In other words Fr. Antonio Pernia, SVD (Divine Word Institute of Mission Studies, Tagaytay City)

In contrast to the Matthean version, Luke’s Sermon on the Plain contains not just “beatitudes” but also “woes.” So, in Luke’s Gospel, we have two groups of people—the ones blessed and the ones cursed—presented in near-perfect parallelism. The poor are blessed both for their physical situation of material poverty and for the mindset that ensues from it, that is, the unwavering trust in the goodness of God. The rich are cursed to the extent that material abundance leads to the enslaving dependence on wealth, which allows no place for thoughts about God and one’s neighbor, thus placing them outside the kingdom of God’s confines.

Here Jesus makes an unmistakable declaration about God’s preferential concern for the poor and underprivileged. As Pope Francis puts it in his apostolic exhortation, Evangelii Gaudium (EG 197), “God’s heart has a special place for the poor, so much so that he himself ‘became poor’ (2 Cor. 8:9).” This is the basis for the Church’s “option for the poor,” which is not just a political strategy but a recognition of God’s own preferential option. The option for the poor is, therefore, God’s own perspective, God’s way of looking at reality. As such, it becomes a hermeneutical key for the interpretation of reality. In his interview with the Italian Jesuit magazine, La Civilta Cattolica, Pope Francis says, “I am convinced of one thing: the great changes in history were realized when reality was seen not from the center but rather from the periphery. It is a hermeneutical question: reality is understood only if it is looked at from the periphery, and not when our viewpoint is equidistant from everything.”

Today we no longer speak simply of the “Church FOR the poor,” but of the “Church OF the poor.” The option for the poor is no longer simply about the Church evangelizing the poor, but also about the Church allowing itself to be evangelized by the poor. It is no longer simply about the Church coming to the help of the poor, but also about the Church adopting the perspective of the poor, and thus, looking at reality not from the center but from the periphery.

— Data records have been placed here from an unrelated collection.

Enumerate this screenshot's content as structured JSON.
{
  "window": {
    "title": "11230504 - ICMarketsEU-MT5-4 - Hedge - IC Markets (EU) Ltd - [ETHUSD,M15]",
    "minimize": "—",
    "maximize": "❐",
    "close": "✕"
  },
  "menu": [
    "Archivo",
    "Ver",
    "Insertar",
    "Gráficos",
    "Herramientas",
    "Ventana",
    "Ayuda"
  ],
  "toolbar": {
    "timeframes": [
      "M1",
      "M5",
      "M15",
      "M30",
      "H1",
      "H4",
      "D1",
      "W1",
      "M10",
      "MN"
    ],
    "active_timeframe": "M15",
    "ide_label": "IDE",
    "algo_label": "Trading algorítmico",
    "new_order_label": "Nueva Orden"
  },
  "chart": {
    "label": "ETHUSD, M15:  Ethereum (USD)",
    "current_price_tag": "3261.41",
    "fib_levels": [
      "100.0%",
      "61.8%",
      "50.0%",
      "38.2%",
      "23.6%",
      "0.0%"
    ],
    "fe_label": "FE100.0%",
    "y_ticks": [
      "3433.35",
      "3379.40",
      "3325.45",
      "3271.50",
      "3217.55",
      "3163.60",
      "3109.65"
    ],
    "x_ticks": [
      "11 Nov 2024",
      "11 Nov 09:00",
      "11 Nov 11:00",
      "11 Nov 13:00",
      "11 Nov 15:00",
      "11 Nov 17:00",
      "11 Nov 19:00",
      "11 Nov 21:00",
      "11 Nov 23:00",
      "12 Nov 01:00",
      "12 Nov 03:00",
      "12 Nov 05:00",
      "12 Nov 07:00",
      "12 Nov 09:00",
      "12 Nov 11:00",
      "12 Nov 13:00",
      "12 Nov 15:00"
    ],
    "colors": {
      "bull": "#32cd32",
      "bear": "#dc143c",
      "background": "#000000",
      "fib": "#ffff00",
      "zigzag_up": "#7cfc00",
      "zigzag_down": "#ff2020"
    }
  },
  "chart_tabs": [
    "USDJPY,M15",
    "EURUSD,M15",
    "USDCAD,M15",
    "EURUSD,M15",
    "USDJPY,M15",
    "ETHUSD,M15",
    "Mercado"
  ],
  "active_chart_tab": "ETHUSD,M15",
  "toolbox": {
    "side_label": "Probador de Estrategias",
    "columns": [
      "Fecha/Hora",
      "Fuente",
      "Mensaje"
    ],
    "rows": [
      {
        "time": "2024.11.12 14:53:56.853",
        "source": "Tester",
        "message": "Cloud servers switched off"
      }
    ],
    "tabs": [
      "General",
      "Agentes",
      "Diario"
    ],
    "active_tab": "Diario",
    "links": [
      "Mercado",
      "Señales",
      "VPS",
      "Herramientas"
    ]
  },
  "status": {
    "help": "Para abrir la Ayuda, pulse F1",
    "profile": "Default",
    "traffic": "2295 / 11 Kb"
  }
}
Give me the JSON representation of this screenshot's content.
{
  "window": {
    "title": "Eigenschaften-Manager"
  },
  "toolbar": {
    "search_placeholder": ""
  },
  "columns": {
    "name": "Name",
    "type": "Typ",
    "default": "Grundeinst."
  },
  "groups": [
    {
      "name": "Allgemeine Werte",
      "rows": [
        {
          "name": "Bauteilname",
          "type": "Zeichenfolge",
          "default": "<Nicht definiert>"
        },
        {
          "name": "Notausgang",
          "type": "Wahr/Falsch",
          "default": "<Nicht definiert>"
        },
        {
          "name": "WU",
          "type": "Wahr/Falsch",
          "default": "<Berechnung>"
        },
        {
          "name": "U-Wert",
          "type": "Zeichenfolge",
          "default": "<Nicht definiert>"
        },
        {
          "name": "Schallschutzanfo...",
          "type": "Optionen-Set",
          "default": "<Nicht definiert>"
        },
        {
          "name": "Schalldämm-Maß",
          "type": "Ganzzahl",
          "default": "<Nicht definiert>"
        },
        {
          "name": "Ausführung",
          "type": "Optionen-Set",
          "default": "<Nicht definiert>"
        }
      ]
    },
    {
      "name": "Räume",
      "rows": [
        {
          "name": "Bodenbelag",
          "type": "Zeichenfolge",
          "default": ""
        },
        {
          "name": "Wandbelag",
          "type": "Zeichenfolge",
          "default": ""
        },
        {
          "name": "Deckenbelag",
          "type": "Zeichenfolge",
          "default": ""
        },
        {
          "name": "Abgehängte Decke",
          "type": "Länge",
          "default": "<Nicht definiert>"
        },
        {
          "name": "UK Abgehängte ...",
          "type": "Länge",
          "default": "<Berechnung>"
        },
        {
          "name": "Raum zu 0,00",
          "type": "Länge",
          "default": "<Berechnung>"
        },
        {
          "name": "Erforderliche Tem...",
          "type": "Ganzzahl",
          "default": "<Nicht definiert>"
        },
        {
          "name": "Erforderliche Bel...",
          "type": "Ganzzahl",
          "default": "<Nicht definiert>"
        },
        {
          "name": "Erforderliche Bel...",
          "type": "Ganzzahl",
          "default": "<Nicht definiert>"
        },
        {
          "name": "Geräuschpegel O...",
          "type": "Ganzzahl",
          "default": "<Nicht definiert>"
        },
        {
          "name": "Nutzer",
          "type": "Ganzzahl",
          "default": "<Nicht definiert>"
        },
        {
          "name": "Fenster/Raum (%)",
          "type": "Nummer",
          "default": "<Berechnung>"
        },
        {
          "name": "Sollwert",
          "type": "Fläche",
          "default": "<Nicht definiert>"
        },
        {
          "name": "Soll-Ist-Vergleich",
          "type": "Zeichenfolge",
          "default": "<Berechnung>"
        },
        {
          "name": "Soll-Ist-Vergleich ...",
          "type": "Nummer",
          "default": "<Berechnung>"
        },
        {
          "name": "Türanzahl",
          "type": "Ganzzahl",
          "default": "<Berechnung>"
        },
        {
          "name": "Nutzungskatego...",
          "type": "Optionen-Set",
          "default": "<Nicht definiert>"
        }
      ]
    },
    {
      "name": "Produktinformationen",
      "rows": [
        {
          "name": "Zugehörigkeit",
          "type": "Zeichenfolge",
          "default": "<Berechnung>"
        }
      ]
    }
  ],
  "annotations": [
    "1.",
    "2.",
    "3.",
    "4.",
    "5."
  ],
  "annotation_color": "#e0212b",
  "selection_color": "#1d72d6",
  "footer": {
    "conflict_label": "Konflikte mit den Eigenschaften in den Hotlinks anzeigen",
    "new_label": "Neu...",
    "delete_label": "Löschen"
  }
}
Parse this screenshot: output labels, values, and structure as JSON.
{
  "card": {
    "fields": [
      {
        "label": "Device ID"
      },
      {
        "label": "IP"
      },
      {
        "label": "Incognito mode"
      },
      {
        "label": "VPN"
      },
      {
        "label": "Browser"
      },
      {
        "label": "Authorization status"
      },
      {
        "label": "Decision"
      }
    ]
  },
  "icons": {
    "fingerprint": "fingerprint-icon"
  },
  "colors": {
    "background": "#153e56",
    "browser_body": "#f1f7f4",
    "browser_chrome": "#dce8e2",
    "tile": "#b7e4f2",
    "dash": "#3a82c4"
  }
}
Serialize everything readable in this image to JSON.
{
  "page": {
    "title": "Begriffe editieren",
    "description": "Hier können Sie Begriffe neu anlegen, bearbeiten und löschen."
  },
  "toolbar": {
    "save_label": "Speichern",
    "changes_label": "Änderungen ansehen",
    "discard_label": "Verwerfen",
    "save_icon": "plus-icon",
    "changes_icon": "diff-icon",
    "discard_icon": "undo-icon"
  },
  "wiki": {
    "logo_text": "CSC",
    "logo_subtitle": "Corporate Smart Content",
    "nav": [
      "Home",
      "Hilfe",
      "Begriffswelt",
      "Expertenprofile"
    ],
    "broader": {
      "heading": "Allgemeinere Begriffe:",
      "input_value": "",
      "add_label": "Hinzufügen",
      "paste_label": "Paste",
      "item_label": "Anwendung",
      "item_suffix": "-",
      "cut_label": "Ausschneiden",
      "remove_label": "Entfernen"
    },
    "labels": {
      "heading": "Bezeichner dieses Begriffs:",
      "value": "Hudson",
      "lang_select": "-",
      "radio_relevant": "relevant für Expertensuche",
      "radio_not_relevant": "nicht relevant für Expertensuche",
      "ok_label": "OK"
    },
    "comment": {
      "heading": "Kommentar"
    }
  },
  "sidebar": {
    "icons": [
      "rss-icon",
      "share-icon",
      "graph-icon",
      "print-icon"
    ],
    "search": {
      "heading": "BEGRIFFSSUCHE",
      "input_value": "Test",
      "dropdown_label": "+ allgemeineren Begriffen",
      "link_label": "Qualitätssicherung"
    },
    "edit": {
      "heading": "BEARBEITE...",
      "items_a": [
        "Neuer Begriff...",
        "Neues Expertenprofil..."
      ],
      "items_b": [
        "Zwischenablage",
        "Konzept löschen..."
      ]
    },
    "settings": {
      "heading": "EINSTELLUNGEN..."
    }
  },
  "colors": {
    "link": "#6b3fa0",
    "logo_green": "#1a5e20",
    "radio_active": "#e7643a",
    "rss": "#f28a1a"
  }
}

In the light of the words of Pope Francis quoted above, we can ask ourselves whether significant changes are taking place in the world today. If the answer is NO, then perhaps the reason is that we are looking at reality from the center and not from the periphery. Indeed, significant changes will come about only if we begin to adopt the perspective of the poor and look at reality from the periphery and not from the center. Indeed, “Blessed are you who are poor, for the kingdom of God is yours!”